"No walk No work - pas de marche pas d'oeuvre"
Exhibition :

"NO WALK NO WORK Pas de marche Pas d'oeuvre" /////////////////////////
Lieu : Galerie Villa des Tourelles - Nanterre //////////////
Date : 17/02 > 09/04/2005 /////////////////////////////////////////////
Artistes :
 Francis Alÿs / Elisabeth Ballet / André Cadere / Nicolas Frémiot / Hamish Fulton / Compagnie Jean Gaudin / Thierry Girard / Jérôme Gras / Valérie Jouve / Miguel Angel Molina / Bernhard Rüdiger / Laboratoire Stalker / Veit Stratmann
"La marche a longtemps été un thème que les arts visuels ont représenté et illustré, depuis la fuite de la sainte famille en Egypte jusqu'aux foules de manifestants influençant sous leur pas (et comme un seul homme) le cours de l'histoire, en passant par la figure du juif errant. Au cours du XXe siècle, l'art s'approprie également la marche comme un matériau artistique, comme un médium à part entière et un processus de création d'oeuvres.

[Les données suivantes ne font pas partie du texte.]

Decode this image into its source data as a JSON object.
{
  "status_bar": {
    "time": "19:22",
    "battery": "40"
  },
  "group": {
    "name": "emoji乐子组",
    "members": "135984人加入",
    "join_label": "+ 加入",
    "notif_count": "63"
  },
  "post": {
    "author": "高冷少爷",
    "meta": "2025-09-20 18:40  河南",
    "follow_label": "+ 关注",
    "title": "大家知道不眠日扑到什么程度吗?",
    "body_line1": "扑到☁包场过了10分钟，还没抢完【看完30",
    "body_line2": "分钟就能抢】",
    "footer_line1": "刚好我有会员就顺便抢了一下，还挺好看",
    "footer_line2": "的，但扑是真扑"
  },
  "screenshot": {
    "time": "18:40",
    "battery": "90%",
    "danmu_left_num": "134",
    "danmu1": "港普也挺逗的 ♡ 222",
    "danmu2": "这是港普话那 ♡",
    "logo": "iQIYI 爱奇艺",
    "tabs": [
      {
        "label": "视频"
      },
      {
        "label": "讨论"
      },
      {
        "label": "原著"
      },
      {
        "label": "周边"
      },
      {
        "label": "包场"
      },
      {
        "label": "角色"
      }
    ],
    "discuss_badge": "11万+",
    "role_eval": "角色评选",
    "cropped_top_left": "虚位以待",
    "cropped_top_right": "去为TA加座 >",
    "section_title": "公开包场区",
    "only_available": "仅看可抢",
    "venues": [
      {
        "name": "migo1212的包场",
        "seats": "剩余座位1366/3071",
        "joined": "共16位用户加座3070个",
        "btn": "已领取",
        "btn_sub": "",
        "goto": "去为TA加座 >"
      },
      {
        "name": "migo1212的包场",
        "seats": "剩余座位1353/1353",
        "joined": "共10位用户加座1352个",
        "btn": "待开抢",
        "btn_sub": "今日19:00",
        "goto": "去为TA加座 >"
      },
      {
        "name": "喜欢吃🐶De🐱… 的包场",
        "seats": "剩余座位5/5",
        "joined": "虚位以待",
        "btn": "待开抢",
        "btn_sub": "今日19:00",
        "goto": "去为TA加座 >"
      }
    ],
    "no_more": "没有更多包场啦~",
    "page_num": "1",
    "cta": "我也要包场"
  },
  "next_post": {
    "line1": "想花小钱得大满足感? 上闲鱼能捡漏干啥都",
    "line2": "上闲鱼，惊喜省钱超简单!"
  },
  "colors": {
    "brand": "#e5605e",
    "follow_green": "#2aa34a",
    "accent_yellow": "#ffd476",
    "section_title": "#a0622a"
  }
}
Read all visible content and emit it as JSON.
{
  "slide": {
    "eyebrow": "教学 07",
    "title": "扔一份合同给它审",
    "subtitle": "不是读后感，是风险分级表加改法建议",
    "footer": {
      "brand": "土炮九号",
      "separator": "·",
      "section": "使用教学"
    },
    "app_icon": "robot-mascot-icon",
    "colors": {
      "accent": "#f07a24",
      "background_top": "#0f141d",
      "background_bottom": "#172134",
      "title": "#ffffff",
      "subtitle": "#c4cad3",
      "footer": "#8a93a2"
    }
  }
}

Il s'agit alors pour les artistes de marcher pour créer des formes et du sens, pour faire oeuvre. Non pas seulement de marcher pour bénéficier des bien-faits de la marche sur l'"inspiration artistique, mais de faire usage direct du processus même de la marche comme médium de l'art : la marche comme possibilité, sine qua non, de l'oeuvre d'art.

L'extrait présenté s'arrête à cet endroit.